FarCry has had some patching troubles with an abortive attempt at a Patch version
1.2 that was yanked the following day (not after I and many others installed it.)
Version 1.3 took months to be released. There's no patch notification service
so I have to poll for patches, and they are installed via InstallShield. Fairly typical,
certainly not revolutionary, and one of the lame things about PC gaming. I also had
to start a level over due to file version incompatibilities.
Half-Life 2 uses a unique game-delivery system called Steam.
I payed $70 and received not only Half-Life 2, but also the original Half-Life,
Counter Strike:Source, and 10 additional games like Day Of Defeat and Team Fortress.
All delivered over Steam. I can even play them on my laptop just by installing Steam
and logging in. All the patches are automatically installed on startup. Some
folks complain that you have to be online to get your purchase authenticated, but
that hasn't been a problem for me, and I was totally impressed as the multi-gigabyte
Half-Life 2 purchase was slowly pre-loaded onto my machine weeks before the game was
released. The entire purchase and experience was online. No box, no problems. I was
throughly impressed with the process. Steam also checks the version of your Video
Card Driver and points you to the correct download page to get the latest version.

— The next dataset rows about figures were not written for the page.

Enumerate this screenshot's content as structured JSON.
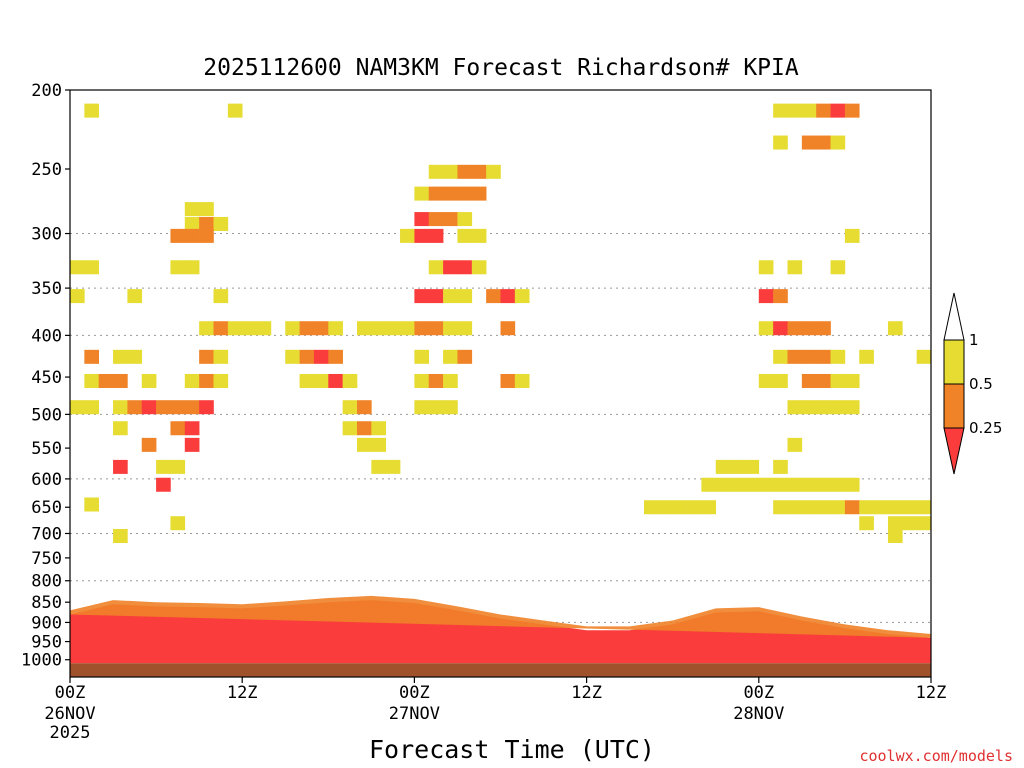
{
  "chart_data": {
    "type": "heatmap",
    "title": "2025112600 NAM3KM Forecast Richardson# KPIA",
    "xlabel": "Forecast Time (UTC)",
    "ylabel": "",
    "y_scale": "log",
    "y_inverted": true,
    "ylim": [
      1050,
      200
    ],
    "xlim_hours": [
      0,
      60
    ],
    "y_ticks": [
      200,
      250,
      300,
      350,
      400,
      450,
      500,
      550,
      600,
      650,
      700,
      750,
      800,
      850,
      900,
      950,
      1000
    ],
    "y_gridlines": [
      300,
      350,
      400,
      500,
      600,
      700,
      800,
      900
    ],
    "x_ticks": [
      {
        "hour": 0,
        "line1": "00Z",
        "line2": "26NOV",
        "line3": "2025"
      },
      {
        "hour": 12,
        "line1": "12Z",
        "line2": "",
        "line3": ""
      },
      {
        "hour": 24,
        "line1": "00Z",
        "line2": "27NOV",
        "line3": ""
      },
      {
        "hour": 36,
        "line1": "12Z",
        "line2": "",
        "line3": ""
      },
      {
        "hour": 48,
        "line1": "00Z",
        "line2": "28NOV",
        "line3": ""
      },
      {
        "hour": 60,
        "line1": "12Z",
        "line2": "",
        "line3": ""
      }
    ],
    "legend": {
      "placement": "right",
      "levels": [
        "1",
        "0.5",
        "0.25"
      ],
      "classes": [
        {
          "range": "> 1",
          "color": "#ffffff"
        },
        {
          "range": "0.5 - 1",
          "color": "#e6dc32"
        },
        {
          "range": "0.25 - 0.5",
          "color": "#f08228"
        },
        {
          "range": "< 0.25",
          "color": "#fa3c3c"
        }
      ]
    },
    "colors": {
      "yellow": "#e6dc32",
      "orange": "#f08228",
      "red": "#fa3c3c",
      "ground": "#a0522d"
    },
    "ground_below_hpa": 1010,
    "cells": [
      [
        "y",
        1.5,
        212
      ],
      [
        "y",
        11.5,
        212
      ],
      [
        "y",
        49.5,
        212
      ],
      [
        "y",
        50.5,
        212
      ],
      [
        "y",
        51.5,
        212
      ],
      [
        "o",
        52.5,
        212
      ],
      [
        "r",
        53.5,
        212
      ],
      [
        "o",
        54.5,
        212
      ],
      [
        "y",
        49.5,
        232
      ],
      [
        "o",
        51.5,
        232
      ],
      [
        "o",
        52.5,
        232
      ],
      [
        "y",
        53.5,
        232
      ],
      [
        "y",
        25.5,
        252
      ],
      [
        "y",
        26.5,
        252
      ],
      [
        "o",
        27.5,
        252
      ],
      [
        "o",
        28.5,
        252
      ],
      [
        "y",
        29.5,
        252
      ],
      [
        "y",
        24.5,
        268
      ],
      [
        "o",
        25.5,
        268
      ],
      [
        "o",
        26.5,
        268
      ],
      [
        "o",
        27.5,
        268
      ],
      [
        "o",
        28.5,
        268
      ],
      [
        "y",
        8.5,
        280
      ],
      [
        "y",
        9.5,
        280
      ],
      [
        "r",
        24.5,
        288
      ],
      [
        "o",
        25.5,
        288
      ],
      [
        "o",
        26.5,
        288
      ],
      [
        "y",
        27.5,
        288
      ],
      [
        "y",
        8.5,
        292
      ],
      [
        "o",
        9.5,
        292
      ],
      [
        "y",
        10.5,
        292
      ],
      [
        "o",
        7.5,
        302
      ],
      [
        "o",
        8.5,
        302
      ],
      [
        "o",
        9.5,
        302
      ],
      [
        "y",
        23.5,
        302
      ],
      [
        "r",
        24.5,
        302
      ],
      [
        "r",
        25.5,
        302
      ],
      [
        "y",
        27.5,
        302
      ],
      [
        "y",
        28.5,
        302
      ],
      [
        "y",
        54.5,
        302
      ],
      [
        "y",
        0.5,
        330
      ],
      [
        "y",
        1.5,
        330
      ],
      [
        "y",
        7.5,
        330
      ],
      [
        "y",
        8.5,
        330
      ],
      [
        "y",
        25.5,
        330
      ],
      [
        "r",
        26.5,
        330
      ],
      [
        "r",
        27.5,
        330
      ],
      [
        "y",
        28.5,
        330
      ],
      [
        "y",
        48.5,
        330
      ],
      [
        "y",
        50.5,
        330
      ],
      [
        "y",
        53.5,
        330
      ],
      [
        "y",
        0.5,
        358
      ],
      [
        "y",
        4.5,
        358
      ],
      [
        "y",
        10.5,
        358
      ],
      [
        "r",
        24.5,
        358
      ],
      [
        "r",
        25.5,
        358
      ],
      [
        "y",
        26.5,
        358
      ],
      [
        "y",
        27.5,
        358
      ],
      [
        "o",
        29.5,
        358
      ],
      [
        "r",
        30.5,
        358
      ],
      [
        "y",
        31.5,
        358
      ],
      [
        "r",
        48.5,
        358
      ],
      [
        "o",
        49.5,
        358
      ],
      [
        "y",
        9.5,
        392
      ],
      [
        "o",
        10.5,
        392
      ],
      [
        "y",
        11.5,
        392
      ],
      [
        "y",
        12.5,
        392
      ],
      [
        "y",
        13.5,
        392
      ],
      [
        "y",
        15.5,
        392
      ],
      [
        "o",
        16.5,
        392
      ],
      [
        "o",
        17.5,
        392
      ],
      [
        "y",
        18.5,
        392
      ],
      [
        "y",
        20.5,
        392
      ],
      [
        "y",
        21.5,
        392
      ],
      [
        "y",
        22.5,
        392
      ],
      [
        "y",
        23.5,
        392
      ],
      [
        "o",
        24.5,
        392
      ],
      [
        "o",
        25.5,
        392
      ],
      [
        "y",
        26.5,
        392
      ],
      [
        "y",
        27.5,
        392
      ],
      [
        "o",
        30.5,
        392
      ],
      [
        "y",
        48.5,
        392
      ],
      [
        "r",
        49.5,
        392
      ],
      [
        "o",
        50.5,
        392
      ],
      [
        "o",
        51.5,
        392
      ],
      [
        "o",
        52.5,
        392
      ],
      [
        "y",
        57.5,
        392
      ],
      [
        "o",
        1.5,
        425
      ],
      [
        "y",
        3.5,
        425
      ],
      [
        "y",
        4.5,
        425
      ],
      [
        "o",
        9.5,
        425
      ],
      [
        "y",
        10.5,
        425
      ],
      [
        "y",
        15.5,
        425
      ],
      [
        "o",
        16.5,
        425
      ],
      [
        "r",
        17.5,
        425
      ],
      [
        "o",
        18.5,
        425
      ],
      [
        "y",
        24.5,
        425
      ],
      [
        "y",
        26.5,
        425
      ],
      [
        "o",
        27.5,
        425
      ],
      [
        "y",
        49.5,
        425
      ],
      [
        "o",
        50.5,
        425
      ],
      [
        "o",
        51.5,
        425
      ],
      [
        "o",
        52.5,
        425
      ],
      [
        "y",
        53.5,
        425
      ],
      [
        "y",
        55.5,
        425
      ],
      [
        "y",
        59.5,
        425
      ],
      [
        "y",
        1.5,
        455
      ],
      [
        "o",
        2.5,
        455
      ],
      [
        "o",
        3.5,
        455
      ],
      [
        "y",
        5.5,
        455
      ],
      [
        "y",
        8.5,
        455
      ],
      [
        "o",
        9.5,
        455
      ],
      [
        "y",
        10.5,
        455
      ],
      [
        "y",
        16.5,
        455
      ],
      [
        "y",
        17.5,
        455
      ],
      [
        "r",
        18.5,
        455
      ],
      [
        "y",
        19.5,
        455
      ],
      [
        "y",
        24.5,
        455
      ],
      [
        "o",
        25.5,
        455
      ],
      [
        "y",
        26.5,
        455
      ],
      [
        "o",
        30.5,
        455
      ],
      [
        "y",
        31.5,
        455
      ],
      [
        "y",
        48.5,
        455
      ],
      [
        "y",
        49.5,
        455
      ],
      [
        "o",
        51.5,
        455
      ],
      [
        "o",
        52.5,
        455
      ],
      [
        "y",
        53.5,
        455
      ],
      [
        "y",
        54.5,
        455
      ],
      [
        "y",
        0.5,
        490
      ],
      [
        "y",
        1.5,
        490
      ],
      [
        "y",
        3.5,
        490
      ],
      [
        "o",
        4.5,
        490
      ],
      [
        "r",
        5.5,
        490
      ],
      [
        "o",
        6.5,
        490
      ],
      [
        "o",
        7.5,
        490
      ],
      [
        "o",
        8.5,
        490
      ],
      [
        "r",
        9.5,
        490
      ],
      [
        "y",
        19.5,
        490
      ],
      [
        "o",
        20.5,
        490
      ],
      [
        "y",
        24.5,
        490
      ],
      [
        "y",
        25.5,
        490
      ],
      [
        "y",
        26.5,
        490
      ],
      [
        "y",
        50.5,
        490
      ],
      [
        "y",
        51.5,
        490
      ],
      [
        "y",
        52.5,
        490
      ],
      [
        "y",
        53.5,
        490
      ],
      [
        "y",
        54.5,
        490
      ],
      [
        "y",
        3.5,
        520
      ],
      [
        "o",
        7.5,
        520
      ],
      [
        "r",
        8.5,
        520
      ],
      [
        "y",
        19.5,
        520
      ],
      [
        "o",
        20.5,
        520
      ],
      [
        "y",
        21.5,
        520
      ],
      [
        "o",
        5.5,
        545
      ],
      [
        "r",
        8.5,
        545
      ],
      [
        "y",
        20.5,
        545
      ],
      [
        "y",
        21.5,
        545
      ],
      [
        "y",
        50.5,
        545
      ],
      [
        "r",
        3.5,
        580
      ],
      [
        "y",
        6.5,
        580
      ],
      [
        "y",
        7.5,
        580
      ],
      [
        "y",
        21.5,
        580
      ],
      [
        "y",
        22.5,
        580
      ],
      [
        "y",
        45.5,
        580
      ],
      [
        "y",
        46.5,
        580
      ],
      [
        "y",
        47.5,
        580
      ],
      [
        "y",
        49.5,
        580
      ],
      [
        "r",
        6.5,
        610
      ],
      [
        "y",
        44.5,
        610
      ],
      [
        "y",
        45.5,
        610
      ],
      [
        "y",
        46.5,
        610
      ],
      [
        "y",
        47.5,
        610
      ],
      [
        "y",
        48.5,
        610
      ],
      [
        "y",
        49.5,
        610
      ],
      [
        "y",
        50.5,
        610
      ],
      [
        "y",
        51.5,
        610
      ],
      [
        "y",
        52.5,
        610
      ],
      [
        "y",
        53.5,
        610
      ],
      [
        "y",
        54.5,
        610
      ],
      [
        "y",
        40.5,
        650
      ],
      [
        "y",
        41.5,
        650
      ],
      [
        "y",
        42.5,
        650
      ],
      [
        "y",
        43.5,
        650
      ],
      [
        "y",
        44.5,
        650
      ],
      [
        "y",
        49.5,
        650
      ],
      [
        "y",
        50.5,
        650
      ],
      [
        "y",
        51.5,
        650
      ],
      [
        "y",
        52.5,
        650
      ],
      [
        "y",
        53.5,
        650
      ],
      [
        "o",
        54.5,
        650
      ],
      [
        "y",
        55.5,
        650
      ],
      [
        "y",
        56.5,
        650
      ],
      [
        "y",
        57.5,
        650
      ],
      [
        "y",
        58.5,
        650
      ],
      [
        "y",
        59.5,
        650
      ],
      [
        "y",
        1.5,
        645
      ],
      [
        "y",
        7.5,
        680
      ],
      [
        "y",
        55.5,
        680
      ],
      [
        "y",
        57.5,
        680
      ],
      [
        "y",
        58.5,
        680
      ],
      [
        "y",
        59.5,
        680
      ],
      [
        "y",
        3.5,
        705
      ],
      [
        "y",
        57.5,
        705
      ]
    ],
    "boundary_layer": {
      "hours": [
        0,
        3,
        6,
        9,
        12,
        15,
        18,
        21,
        24,
        27,
        30,
        33,
        36,
        39,
        42,
        45,
        48,
        51,
        54,
        57,
        60
      ],
      "top_hpa": [
        880,
        855,
        860,
        862,
        865,
        858,
        850,
        845,
        852,
        870,
        890,
        905,
        920,
        920,
        905,
        875,
        872,
        895,
        915,
        930,
        940
      ]
    }
  },
  "credit": "coolwx.com/models"
}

Why doesn't Windows Update open their API to do that for the OEMs?
Surprisingly patching XBox Live is not a seamless as Half-Life 2/Steam. With Steam,
you don't have to do a single thing. With the XBox you are informed there is a required
updated and have to press one button. Considering that I don't have a choice, why
not just install it silently? That said, every update experience (what few there are)
I've had with the Xbox has been butter. You just hit "A" and get on with it. One of
the nice things about Console Gaming, but as has been proven with Steam, a good experience
is equally possible with the PC.
Great graphics, great puzzles, great story, great feel, great experience. Steam rocks
with auto-updates and patching. My favorite and the ultimate FPS PC game so far.
Unparalleled totally seamless multiplayer with up to 16 folks trash talking simultaneously,
a dozen variations, best graphics on a console, no patching, no worries, downloadable
levels and unbelievable
statistical database.
If you want to fight on a tropical island with hundreds of terrorists, this is a winner.
Also has easy multiplayer with massive maps and dozens more to download. Also the
total-conversion mod community is large and we will likely see the next big mod come
from this group for this game.
Only 4 players in multiplayer? Oy. Too dark, too scary, a real disappointment. Amazing
sound, truly, but otherwise I just don't have the patience or stomach for the repetition.